Les paroles rassurantes du gouvernement espagnol ne semblent avoir aucun effet : Madrid termine la semaine sur des turbulences boursières qui ne veulent pas s'apaiser, alors que les doutes subsistent sur son imperméabilité à la crise irlandaise.

«Pour calmer les fauves, il faut de la musique», note malicieusement Carlos Sebastian, professeur d'économie à l'université Complutense de Madrid, reprenant un proverbe espagnol.

Mais la petite mélodie que jouent les membres du gouvernement socialiste ces derniers jours n'a pas l'air de stopper le vent de panique sur les marchés.

Vendredi matin, quelques minutes après la fin d'une interview accordée par le chef de l'exécutif, José Luis Rodriguez Zapatero, l'indice Ibex-35, qui avait ouvert en légère baisse, s'est mis à plonger. À 12h30 (heure locale), la Bourse baissait encore de 2,45%.

Au même moment, l'écart entre les taux des obligations espagnoles à 10 ans et les taux allemands (référence en zone euro) atteignait un record historique, à 260 points de base, signe de la défiance des marchés.

«Ceux qui misent contre l'Espagne à court terme vont se tromper», a assuré M. Zapatero sur la radio catalane RAC1, écartant «absolument» l'éventualité d'un plan de sauvetage financier, comme cela a été le cas pour l'Irlande.

Craignant peut-être qu'on ne le croie pas, il a ajouté: «ce n'est pas que je veuille transmettre la confiance simplement par ma volonté mais à partir de faits concrets», notamment le faible niveau de la dette publique, «à vingt points sous la moyenne européenne (...) avant, pendant et après la crise».

Cette semaine, c'est surtout la ministre espagnole de l'Économie, Elena Salgado, qui a enfilé sa tenue de pompier, multipliant les interventions médiatiques pour tenter d'apaiser les marchés.

«Nous ne courons aucun risque, parce que notre économie est très différente» de l'économie irlandaise, a-t-elle dit sur Punto Radio. L'Espagne remplit «au pied de la lettre» son programme de réformes, a-t-elle clamé sur la radio RNE.

Le pays veut croire que le scénario du printemps ne se répétera pas, quand il avait été secoué par la panique boursière autour du sauvetage de la Grèce.

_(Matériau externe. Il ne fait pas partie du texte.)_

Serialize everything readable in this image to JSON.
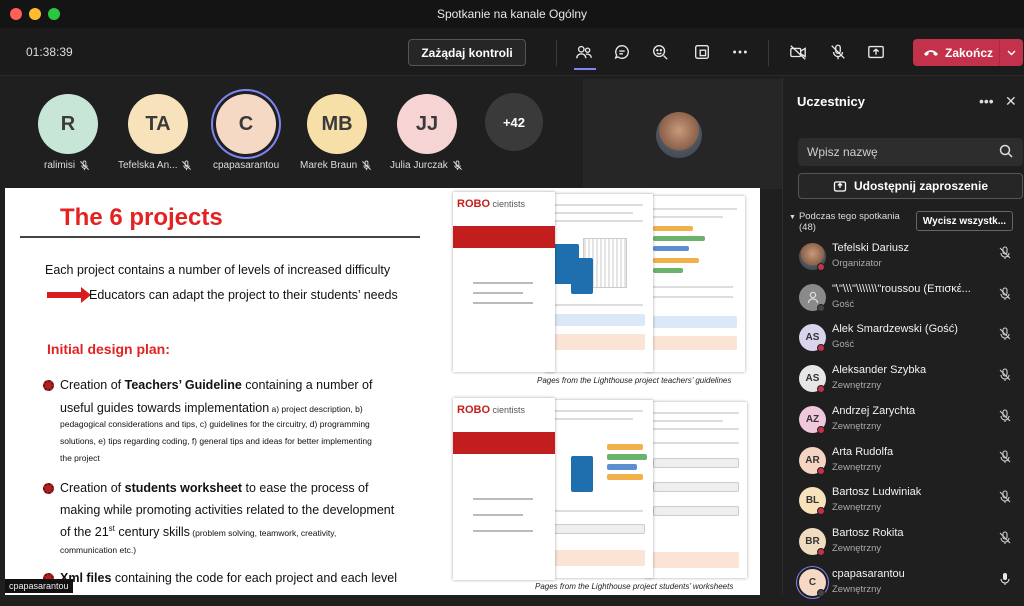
{
  "window": {
    "title": "Spotkanie na kanale Ogólny"
  },
  "toolbar": {
    "timer": "01:38:39",
    "request_control": "Zażądaj kontroli",
    "end_label": "Zakończ",
    "icons": [
      "people-icon",
      "chat-icon",
      "reactions-icon",
      "rooms-icon",
      "more-icon",
      "camera-off-icon",
      "mic-off-icon",
      "share-icon"
    ]
  },
  "avatars": [
    {
      "initials": "R",
      "name": "ralimisi",
      "color": "#c8e6d6"
    },
    {
      "initials": "TA",
      "name": "Tefelska An...",
      "color": "#f7e2bc"
    },
    {
      "initials": "C",
      "name": "cpapasarantou",
      "color": "#f5d9c4"
    },
    {
      "initials": "MB",
      "name": "Marek Braun",
      "color": "#f7e0a8"
    },
    {
      "initials": "JJ",
      "name": "Julia Jurczak",
      "color": "#f7d4d4"
    }
  ],
  "more_count": "+42",
  "slide": {
    "title": "The 6 projects",
    "intro": "Each project contains a number of levels of increased difficulty",
    "arrow_text": "Educators can adapt the project to their students’ needs",
    "plan_head": "Initial design plan:",
    "b1_a": "Creation of ",
    "b1_b": "Teachers’ Guideline",
    "b1_c": " containing a number of",
    "b1_line2": "useful guides towards implementation",
    "b1_small1": " a) project description, b)",
    "b1_small2": "pedagogical considerations and tips, c) guidelines for the circuitry, d) programming",
    "b1_small3": "solutions, e) tips regarding coding, f) general tips and ideas for better implementing",
    "b1_small4": "the project",
    "b2_a": "Creation of ",
    "b2_b": "students worksheet",
    "b2_c": " to ease the process of",
    "b2_line2": "making while promoting activities related to the development",
    "b2_line3a": "of the 21",
    "b2_sup": "st",
    "b2_line3b": " century skills",
    "b2_small": " (problem solving, teamwork, creativity,",
    "b2_line4": "communication etc.)",
    "b3_a": "Xml files",
    "b3_b": " containing the code for each project and each level",
    "caption1": "Pages from the Lighthouse project teachers’ guidelines",
    "caption2": "Pages from the Lighthouse project students’ worksheets",
    "robo": "ROBO",
    "scientists": "cientists",
    "sharer_name": "cpapasarantou"
  },
  "panel": {
    "title": "Uczestnicy",
    "search_placeholder": "Wpisz nazwę",
    "share_invite": "Udostępnij zaproszenie",
    "group_label": "Podczas tego spotkania",
    "group_count": "(48)",
    "mute_all": "Wycisz wszystk...",
    "participants": [
      {
        "name": "Tefelski Dariusz",
        "role": "Organizator",
        "initials": "",
        "color": "#6a6a6a",
        "photo": true
      },
      {
        "name": "\"\\\"\\\\\\\"\\\\\\\\\\\\\\\"roussou (Επισκέ...",
        "role": "Gość",
        "initials": "",
        "color": "#8a8a8a",
        "photo": false
      },
      {
        "name": "Alek Smardzewski (Gość)",
        "role": "Gość",
        "initials": "AS",
        "color": "#d9d4ec"
      },
      {
        "name": "Aleksander Szybka",
        "role": "Zewnętrzny",
        "initials": "AS",
        "color": "#e6e6e6"
      },
      {
        "name": "Andrzej Zarychta",
        "role": "Zewnętrzny",
        "initials": "AZ",
        "color": "#f0c8dc"
      },
      {
        "name": "Arta Rudolfa",
        "role": "Zewnętrzny",
        "initials": "AR",
        "color": "#f5d4c4"
      },
      {
        "name": "Bartosz Ludwiniak",
        "role": "Zewnętrzny",
        "initials": "BL",
        "color": "#f7e2bc"
      },
      {
        "name": "Bartosz Rokita",
        "role": "Zewnętrzny",
        "initials": "BR",
        "color": "#f0dcc0"
      },
      {
        "name": "cpapasarantou",
        "role": "Zewnętrzny",
        "initials": "C",
        "color": "#f5d9c4"
      }
    ]
  },
  "colors": {
    "accent": "#7f85f5",
    "end": "#c4314b",
    "slide_red": "#e32222"
  }
}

Mais les experts pointent les faiblesses de son économie avec une croissance nulle, un taux de chômage de 20%, record en zone euro, et des réformes (des caisses d'épargne, du marché du travail et des retraites) jugées insuffisantes pour réduire comme prévu le déficit.

Surtout, les paroles du gouvernement ne semblent pas suffire: l'Espagne doit «dissiper au plus vite» les doutes la concernant, a tranché jeudi le vice-président de la Commission européenne, l'espagnol Joaquin Almunia.

«Les messages d'Elena Salgado ne transmettent pas la confiance aux marchés. Elle ne peut pas dire que les réformes ne vont pas s'accélérer (...) parce qu'il est évident qu'il reste encore beaucoup à faire dans ce domaine, et les marchés le savent», a déclaré vendredi à El Economista Juergen B. Donges, ex-président des Cinq Sages, groupe d'économistes influent qui conseille le gouvernement allemand.

«Le gouvernement espagnol doit montrer par des actes que ses réformes structurelles mènent quelque part», a affirmé Thomas Mayer, économiste en chef de Deutsche Bank, au quotidien allemand FAZ.

Cette incapacité à faire revenir le calme laisse libre cours aux spéculations: lundi, Cornelia Meyer, PDG de la société de conseils MRL Corporation, estimait «jusqu'à 500 milliards d'euros» le coût d'un éventuel sauvetage de l'Espagne.

Vendredi, ce chiffre virtuel a encore grimpé, M. Donges avançant «800 milliards», une somme qui «mettrait en doute l'avenir de l'euro».